Scientists from the Kavli Institute of Nanoscience at Delft University of Technology and Eindhoven University of Technology have succeeded in controlling the building blocks of a future super-fast quantum computer. They are now able to manipulate these building blocks (qubits) with electrical rather than magnetic fields, as has been the common practice up till now. They have also been able to embed these qubits into semiconductor nanowires.
Until now, the spin of an electron has been controlled by magnetic fields. However, these field are extremely difficult to generate on a chip.

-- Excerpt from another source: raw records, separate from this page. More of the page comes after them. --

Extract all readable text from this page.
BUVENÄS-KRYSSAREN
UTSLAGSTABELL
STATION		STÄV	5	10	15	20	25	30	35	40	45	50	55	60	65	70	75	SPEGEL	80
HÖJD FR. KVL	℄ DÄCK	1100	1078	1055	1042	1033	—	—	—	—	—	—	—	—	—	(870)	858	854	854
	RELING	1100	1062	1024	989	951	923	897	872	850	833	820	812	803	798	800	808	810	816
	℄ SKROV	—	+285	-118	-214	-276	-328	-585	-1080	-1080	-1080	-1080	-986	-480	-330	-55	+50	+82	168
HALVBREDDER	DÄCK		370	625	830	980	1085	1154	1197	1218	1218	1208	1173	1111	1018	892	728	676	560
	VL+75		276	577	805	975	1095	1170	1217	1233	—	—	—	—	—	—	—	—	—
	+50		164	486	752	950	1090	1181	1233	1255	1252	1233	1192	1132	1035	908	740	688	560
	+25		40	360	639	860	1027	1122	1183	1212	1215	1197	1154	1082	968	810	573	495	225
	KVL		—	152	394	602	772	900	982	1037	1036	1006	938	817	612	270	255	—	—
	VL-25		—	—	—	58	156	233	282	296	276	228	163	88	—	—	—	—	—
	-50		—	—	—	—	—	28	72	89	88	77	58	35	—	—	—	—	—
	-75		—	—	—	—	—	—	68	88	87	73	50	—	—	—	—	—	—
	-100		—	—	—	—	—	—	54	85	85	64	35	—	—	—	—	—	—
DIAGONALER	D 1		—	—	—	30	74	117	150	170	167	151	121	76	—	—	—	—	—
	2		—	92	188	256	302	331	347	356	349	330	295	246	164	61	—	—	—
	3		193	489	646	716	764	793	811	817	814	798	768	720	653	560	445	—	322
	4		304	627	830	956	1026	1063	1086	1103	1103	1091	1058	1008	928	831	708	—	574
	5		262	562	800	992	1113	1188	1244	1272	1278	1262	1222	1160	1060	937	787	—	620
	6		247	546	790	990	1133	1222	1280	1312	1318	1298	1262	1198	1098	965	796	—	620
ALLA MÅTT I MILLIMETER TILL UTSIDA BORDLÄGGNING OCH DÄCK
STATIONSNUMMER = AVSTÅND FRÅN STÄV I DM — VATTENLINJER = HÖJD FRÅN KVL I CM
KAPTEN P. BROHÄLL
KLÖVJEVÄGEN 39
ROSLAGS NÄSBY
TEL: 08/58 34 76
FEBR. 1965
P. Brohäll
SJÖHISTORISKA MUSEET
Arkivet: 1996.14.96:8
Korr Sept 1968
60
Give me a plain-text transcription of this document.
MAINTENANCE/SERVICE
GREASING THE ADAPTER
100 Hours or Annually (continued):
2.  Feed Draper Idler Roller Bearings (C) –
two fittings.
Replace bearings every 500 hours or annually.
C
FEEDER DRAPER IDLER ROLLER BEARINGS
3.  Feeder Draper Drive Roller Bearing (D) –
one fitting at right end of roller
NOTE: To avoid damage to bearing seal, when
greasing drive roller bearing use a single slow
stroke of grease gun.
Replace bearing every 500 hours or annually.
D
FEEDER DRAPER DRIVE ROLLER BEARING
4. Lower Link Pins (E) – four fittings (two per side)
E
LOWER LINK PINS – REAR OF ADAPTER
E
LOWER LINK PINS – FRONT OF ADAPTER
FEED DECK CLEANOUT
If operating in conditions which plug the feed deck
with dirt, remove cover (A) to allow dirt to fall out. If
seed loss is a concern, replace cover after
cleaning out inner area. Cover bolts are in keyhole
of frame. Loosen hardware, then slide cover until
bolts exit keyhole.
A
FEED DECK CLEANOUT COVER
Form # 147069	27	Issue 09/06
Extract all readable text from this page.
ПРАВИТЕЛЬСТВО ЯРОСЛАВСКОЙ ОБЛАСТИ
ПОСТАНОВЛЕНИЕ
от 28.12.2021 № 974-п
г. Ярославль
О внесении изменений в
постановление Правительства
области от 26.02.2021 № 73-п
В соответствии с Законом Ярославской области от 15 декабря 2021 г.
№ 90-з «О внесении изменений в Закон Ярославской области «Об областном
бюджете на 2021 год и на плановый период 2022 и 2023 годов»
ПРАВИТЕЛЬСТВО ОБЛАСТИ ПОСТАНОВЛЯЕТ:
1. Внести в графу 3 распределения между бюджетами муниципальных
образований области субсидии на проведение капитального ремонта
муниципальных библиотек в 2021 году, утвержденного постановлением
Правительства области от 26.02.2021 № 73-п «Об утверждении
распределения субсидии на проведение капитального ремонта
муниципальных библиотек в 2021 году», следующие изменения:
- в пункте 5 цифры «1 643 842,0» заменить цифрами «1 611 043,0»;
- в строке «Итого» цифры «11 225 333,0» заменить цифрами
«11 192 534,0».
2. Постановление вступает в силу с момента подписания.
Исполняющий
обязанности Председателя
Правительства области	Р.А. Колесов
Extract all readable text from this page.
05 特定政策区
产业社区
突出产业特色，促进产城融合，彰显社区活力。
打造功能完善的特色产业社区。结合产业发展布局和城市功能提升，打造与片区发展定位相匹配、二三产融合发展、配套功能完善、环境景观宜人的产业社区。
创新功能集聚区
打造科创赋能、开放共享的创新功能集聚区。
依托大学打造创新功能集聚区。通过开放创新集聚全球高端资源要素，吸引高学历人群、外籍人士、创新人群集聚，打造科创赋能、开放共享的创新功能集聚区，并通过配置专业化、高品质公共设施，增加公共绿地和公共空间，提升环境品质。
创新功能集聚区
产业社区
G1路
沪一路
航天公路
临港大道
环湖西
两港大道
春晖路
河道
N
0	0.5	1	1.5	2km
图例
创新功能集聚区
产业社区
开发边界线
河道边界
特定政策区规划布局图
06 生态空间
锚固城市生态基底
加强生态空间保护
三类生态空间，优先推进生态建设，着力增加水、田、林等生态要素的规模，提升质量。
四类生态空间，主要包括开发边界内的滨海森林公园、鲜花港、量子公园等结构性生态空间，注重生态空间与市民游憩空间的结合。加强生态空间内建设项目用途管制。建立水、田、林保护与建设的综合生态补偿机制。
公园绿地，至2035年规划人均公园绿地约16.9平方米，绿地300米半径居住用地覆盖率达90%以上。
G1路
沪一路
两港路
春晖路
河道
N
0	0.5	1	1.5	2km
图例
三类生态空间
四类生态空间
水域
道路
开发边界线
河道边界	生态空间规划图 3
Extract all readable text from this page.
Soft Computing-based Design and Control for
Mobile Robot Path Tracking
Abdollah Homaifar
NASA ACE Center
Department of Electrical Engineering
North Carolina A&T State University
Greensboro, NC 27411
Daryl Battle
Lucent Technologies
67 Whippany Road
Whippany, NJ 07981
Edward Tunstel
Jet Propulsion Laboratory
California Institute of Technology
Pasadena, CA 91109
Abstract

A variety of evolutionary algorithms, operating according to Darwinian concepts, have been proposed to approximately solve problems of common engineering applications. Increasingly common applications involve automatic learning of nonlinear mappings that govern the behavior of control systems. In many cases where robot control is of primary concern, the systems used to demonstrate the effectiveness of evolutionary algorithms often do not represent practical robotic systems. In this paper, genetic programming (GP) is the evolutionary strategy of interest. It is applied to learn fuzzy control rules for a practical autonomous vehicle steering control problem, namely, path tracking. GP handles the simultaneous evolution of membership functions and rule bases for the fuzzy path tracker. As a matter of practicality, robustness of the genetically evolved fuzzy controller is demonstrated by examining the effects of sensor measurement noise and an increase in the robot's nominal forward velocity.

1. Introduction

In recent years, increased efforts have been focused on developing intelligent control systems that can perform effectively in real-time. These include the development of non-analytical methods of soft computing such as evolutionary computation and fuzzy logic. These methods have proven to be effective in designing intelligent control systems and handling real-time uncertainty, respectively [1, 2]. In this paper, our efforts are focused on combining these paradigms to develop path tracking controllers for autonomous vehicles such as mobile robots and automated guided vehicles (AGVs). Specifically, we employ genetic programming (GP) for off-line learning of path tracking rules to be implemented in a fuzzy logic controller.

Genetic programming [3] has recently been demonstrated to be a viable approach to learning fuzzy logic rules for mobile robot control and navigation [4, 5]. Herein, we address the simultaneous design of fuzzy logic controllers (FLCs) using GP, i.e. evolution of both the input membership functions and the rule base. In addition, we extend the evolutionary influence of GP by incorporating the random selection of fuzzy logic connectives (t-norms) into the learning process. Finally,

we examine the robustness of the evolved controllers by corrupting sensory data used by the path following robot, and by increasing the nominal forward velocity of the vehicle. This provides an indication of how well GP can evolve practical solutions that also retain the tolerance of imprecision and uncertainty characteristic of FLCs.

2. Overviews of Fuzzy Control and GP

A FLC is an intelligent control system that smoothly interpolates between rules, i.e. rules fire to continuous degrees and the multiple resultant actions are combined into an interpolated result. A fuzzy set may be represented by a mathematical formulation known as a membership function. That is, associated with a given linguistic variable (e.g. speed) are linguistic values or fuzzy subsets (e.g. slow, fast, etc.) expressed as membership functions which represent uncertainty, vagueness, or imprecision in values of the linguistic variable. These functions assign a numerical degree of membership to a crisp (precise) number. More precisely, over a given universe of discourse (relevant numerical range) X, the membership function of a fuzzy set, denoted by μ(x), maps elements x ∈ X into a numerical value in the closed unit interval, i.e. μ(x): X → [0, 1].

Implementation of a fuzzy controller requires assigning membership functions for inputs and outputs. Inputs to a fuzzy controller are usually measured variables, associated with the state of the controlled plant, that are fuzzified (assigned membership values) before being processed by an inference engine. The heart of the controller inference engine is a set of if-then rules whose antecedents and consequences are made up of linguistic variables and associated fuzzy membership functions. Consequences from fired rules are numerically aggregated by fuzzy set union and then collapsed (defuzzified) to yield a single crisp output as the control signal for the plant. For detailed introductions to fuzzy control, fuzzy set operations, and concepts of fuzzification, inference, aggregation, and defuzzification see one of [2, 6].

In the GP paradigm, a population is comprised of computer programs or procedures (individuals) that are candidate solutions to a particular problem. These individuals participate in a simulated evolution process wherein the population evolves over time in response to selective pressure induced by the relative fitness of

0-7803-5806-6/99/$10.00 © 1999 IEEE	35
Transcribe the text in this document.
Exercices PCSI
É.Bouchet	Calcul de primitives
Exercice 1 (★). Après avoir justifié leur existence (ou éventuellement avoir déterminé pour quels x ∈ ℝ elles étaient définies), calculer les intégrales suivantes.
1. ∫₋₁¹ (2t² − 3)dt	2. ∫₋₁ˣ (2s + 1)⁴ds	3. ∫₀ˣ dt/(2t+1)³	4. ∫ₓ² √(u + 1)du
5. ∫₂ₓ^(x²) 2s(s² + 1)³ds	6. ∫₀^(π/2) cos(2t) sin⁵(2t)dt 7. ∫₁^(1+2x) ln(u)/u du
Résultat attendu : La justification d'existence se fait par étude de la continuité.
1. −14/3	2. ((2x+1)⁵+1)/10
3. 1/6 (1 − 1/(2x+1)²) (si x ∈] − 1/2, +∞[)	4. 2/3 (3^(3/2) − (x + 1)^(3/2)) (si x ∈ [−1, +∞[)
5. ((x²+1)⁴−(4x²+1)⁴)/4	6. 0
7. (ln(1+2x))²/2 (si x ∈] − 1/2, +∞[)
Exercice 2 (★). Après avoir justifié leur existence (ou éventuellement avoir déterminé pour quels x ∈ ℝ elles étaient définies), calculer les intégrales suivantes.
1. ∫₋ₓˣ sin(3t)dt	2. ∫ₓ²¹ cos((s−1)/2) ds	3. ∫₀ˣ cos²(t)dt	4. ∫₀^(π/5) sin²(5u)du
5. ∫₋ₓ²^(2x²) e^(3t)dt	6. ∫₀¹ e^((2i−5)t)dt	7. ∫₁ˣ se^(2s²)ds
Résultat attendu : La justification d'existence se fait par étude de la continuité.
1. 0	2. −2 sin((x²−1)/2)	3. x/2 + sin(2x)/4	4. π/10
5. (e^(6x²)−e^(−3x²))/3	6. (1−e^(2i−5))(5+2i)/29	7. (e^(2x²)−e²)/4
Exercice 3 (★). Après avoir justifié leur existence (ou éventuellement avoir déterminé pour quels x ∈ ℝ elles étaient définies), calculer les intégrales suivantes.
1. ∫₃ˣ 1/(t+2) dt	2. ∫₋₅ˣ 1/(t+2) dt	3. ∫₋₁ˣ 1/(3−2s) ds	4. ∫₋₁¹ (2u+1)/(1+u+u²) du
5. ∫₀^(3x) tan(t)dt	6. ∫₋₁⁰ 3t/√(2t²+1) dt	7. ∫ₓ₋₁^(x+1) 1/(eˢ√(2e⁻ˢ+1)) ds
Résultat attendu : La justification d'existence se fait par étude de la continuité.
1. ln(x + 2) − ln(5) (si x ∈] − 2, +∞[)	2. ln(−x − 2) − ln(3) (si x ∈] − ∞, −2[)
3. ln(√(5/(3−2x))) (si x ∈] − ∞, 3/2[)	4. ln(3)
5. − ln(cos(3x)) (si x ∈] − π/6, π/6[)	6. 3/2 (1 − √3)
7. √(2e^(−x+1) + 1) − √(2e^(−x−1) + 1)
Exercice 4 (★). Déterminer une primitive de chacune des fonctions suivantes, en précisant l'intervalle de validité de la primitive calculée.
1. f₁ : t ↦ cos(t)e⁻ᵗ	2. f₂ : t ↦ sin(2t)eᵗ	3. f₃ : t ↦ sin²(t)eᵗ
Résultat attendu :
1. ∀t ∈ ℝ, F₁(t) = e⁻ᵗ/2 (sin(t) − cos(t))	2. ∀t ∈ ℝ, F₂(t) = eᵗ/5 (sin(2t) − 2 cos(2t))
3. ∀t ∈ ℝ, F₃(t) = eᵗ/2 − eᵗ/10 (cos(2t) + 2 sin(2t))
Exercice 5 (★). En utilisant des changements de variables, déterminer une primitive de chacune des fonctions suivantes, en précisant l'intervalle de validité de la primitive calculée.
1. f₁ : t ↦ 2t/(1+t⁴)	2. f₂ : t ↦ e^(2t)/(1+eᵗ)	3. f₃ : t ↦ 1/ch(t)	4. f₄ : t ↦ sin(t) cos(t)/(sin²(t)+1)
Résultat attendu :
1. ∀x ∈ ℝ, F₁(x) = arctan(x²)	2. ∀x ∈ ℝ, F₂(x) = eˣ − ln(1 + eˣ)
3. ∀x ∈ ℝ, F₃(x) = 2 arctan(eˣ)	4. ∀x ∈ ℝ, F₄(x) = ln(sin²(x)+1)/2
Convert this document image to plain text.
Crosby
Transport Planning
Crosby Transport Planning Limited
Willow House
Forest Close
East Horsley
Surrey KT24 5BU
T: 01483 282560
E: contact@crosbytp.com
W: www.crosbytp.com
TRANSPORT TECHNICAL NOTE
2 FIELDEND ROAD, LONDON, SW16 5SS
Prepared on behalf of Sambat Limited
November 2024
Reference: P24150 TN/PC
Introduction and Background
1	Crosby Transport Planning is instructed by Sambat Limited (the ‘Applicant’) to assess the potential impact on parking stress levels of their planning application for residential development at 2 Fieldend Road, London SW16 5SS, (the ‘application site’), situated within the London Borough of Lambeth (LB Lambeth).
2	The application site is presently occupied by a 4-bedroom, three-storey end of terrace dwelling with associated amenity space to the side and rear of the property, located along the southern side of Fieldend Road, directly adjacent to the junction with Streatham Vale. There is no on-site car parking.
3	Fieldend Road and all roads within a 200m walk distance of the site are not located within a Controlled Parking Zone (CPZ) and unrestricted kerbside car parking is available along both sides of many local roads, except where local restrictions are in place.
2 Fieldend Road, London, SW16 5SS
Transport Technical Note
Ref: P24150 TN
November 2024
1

The electron spin in the qubits that are currently being generated by the Dutch scientists can be controlled by a charge or an electric field, rather than by magnetic fields. This form of control has major advantages, as Leo Kouwenhoven, scientist at the Kavli Institute of Nanoscience at TU Delft, points out: “These spin-orbit qubits combine the best of both worlds. They employ the advantages of both electronic control and information storage in the electron spin.”
There is another important new development in the Dutch research: the scientists have been able to embed the qubits (two) into nanowires made of a semiconductor material (indium arsenide). These wires are of the order of nanometres in diameter and micrometres in length. Kouwenhoven: “These nanowires are being increasingly used as convenient building blocks in nanoelectronics. Nanowires are an excellent platform for quantum information processing, among other applications.”
Motion of electrons can influence their spins through a fundamental effect called spin–orbit interaction. This interaction provides a way to control spins electrically and thus lies at the foundation of spintronics. Even at the level of single electrons, the spin–orbit interaction has proven promising for coherent spin rotations. Here we implement a spin–orbit quantum bit (qubit) in an indium arsenide nanowire, where the spin–orbit interaction is so strong that spin and motion can no longer be separated. In this regime, we realize fast qubit rotations and universal single-qubit control using only electric fields; the qubits are hosted in single-electron quantum dots that are individually addressable. We enhance coherence by dynamically decoupling the qubits from the environment. Nanowires offer various advantages for quantum computing: they can serve as one-dimensional templates for scalable qubit registers, and it is possible to vary the material even during wire growth. Such flexibility can be used to design wires with suppressed decoherence and to push semiconductor qubit fidelities towards error correction levels. Furthermore, electrical dots can be integrated with optical dots in p–n junction nanowires. The coherence times achieved here are sufficient for the conversion of an electronic qubit into a photon, which can serve as a flying qubit for long-distance quantum communication.